There are no such examples. Indeed, in the above notation, if $f:V\to W$ is not injective, then $f^*:W^*\to V^*$ is not surjective, because the image of $f^*$ consists of those linear forms on $V$ which vanish on $\ker f$. Similarly, if $f$ is not surjective, then $f^*$ is not injective, because the kernel of $f^*$ consists of those linear forms on $W$ which vanish on $f(V)$.
Another question was added in the comments: Are there still no examples if, instead of vector spaces, we consider modules over a commutative ring $R$ with identity?
Such examples exist. A cheap one is given by setting $R=\mathbb Z$, $V=W=\mathbb Z/2\mathbb Z$, $f=0$.

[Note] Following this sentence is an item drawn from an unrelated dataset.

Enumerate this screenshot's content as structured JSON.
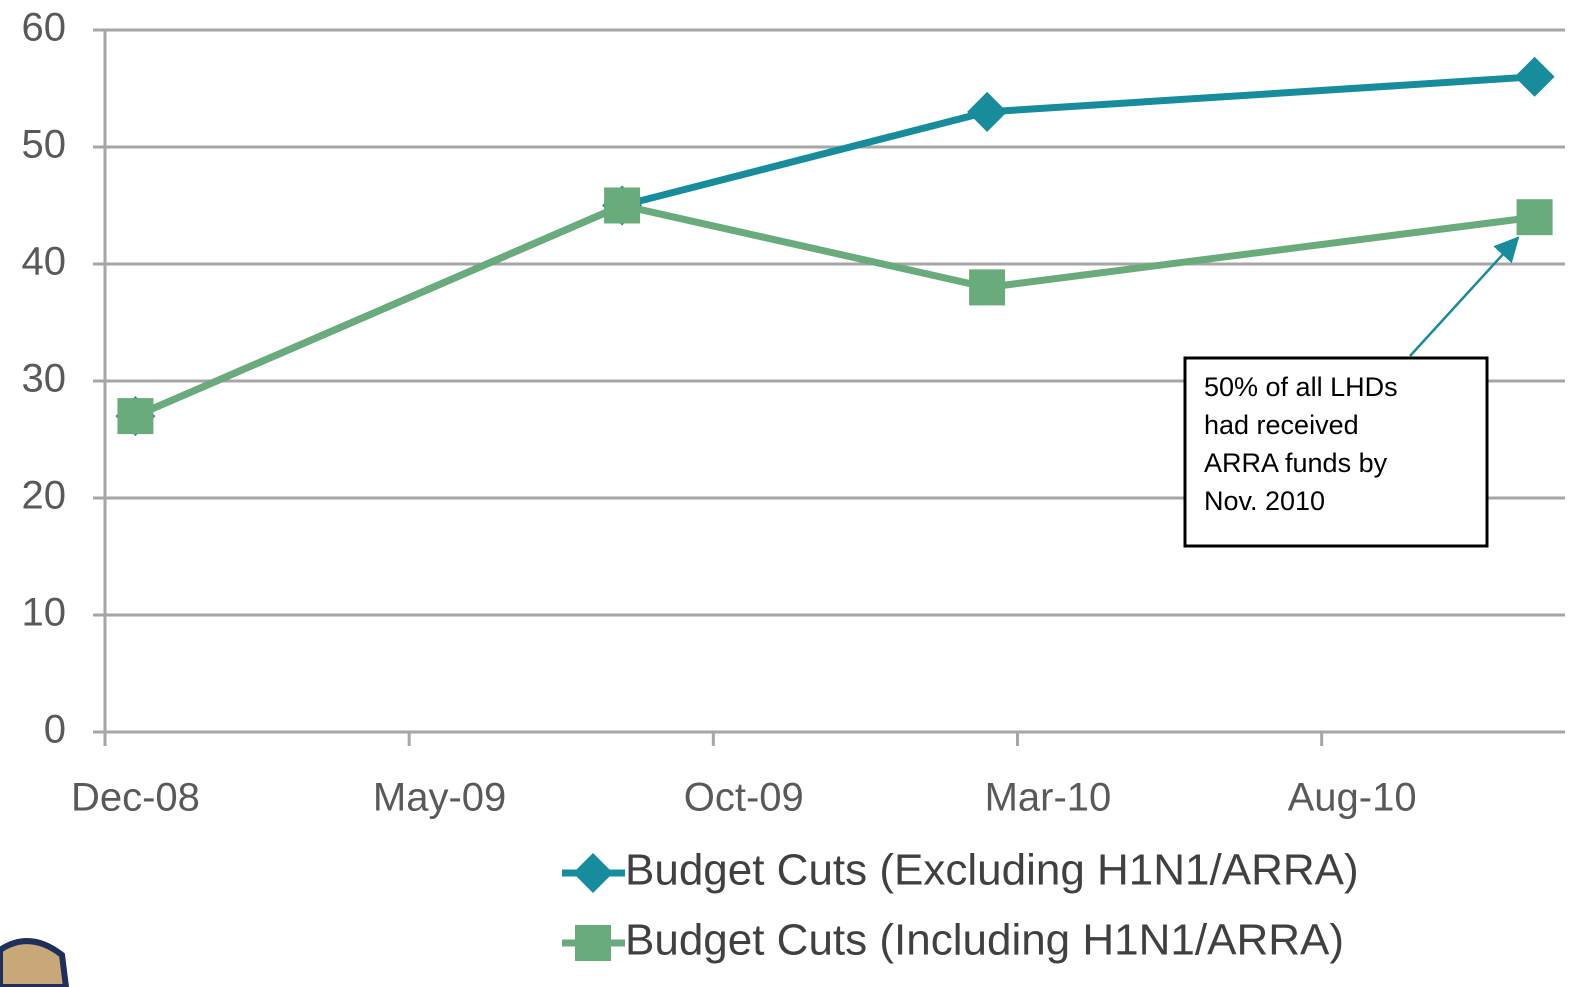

EDIT. In fact we have canonical isomorphisms
(1) $\text{Ker}(f^*)=\text{Coker}(f)^*$ and $\text{Coker}(f^*)=\text{Ker}(f)^*$.
This can bee seen as follows:
(2) If
$ 0\to A\overset{i}{\to}V\overset{f}{\to}W\overset{p}{\to}B\to0 $ and 0\to A'\overset{i'}{\to}V\overset{f}{\to}W\overset{p'}{\to}B'\to0 are exact sequences of $K$-vector spaces, then there is a unique linear map a:A\to A', and a unique linear map b:B\to B' such that i'\circ a=i and b\circ p=p'. Moreover $a$ and $b$ are bijective. The proof is easy.
(3) We have the exact sequences $\begin{matrix} 0\to&\text{Ker}(f)&\overset{i}{\to}V\overset{f}{\to}W\overset{p}{\to}&\text{Coker}(f)&\to0,\\ \\ 0\to&\text{Coker}(f)^*&\overset{p^*}{\to}W^*\overset{f^*}{\to}V^*\overset{i^*}{\to}&\text{Ker}(f)^*&\to0,\\ \\ 0\to&\text{Ker}(f^*)&\to W^*\overset{f^*}{\to}V^*\to&\text{Coker}(f^*)&\to0. \end{matrix} $ Then (1) follows from (2) and (3).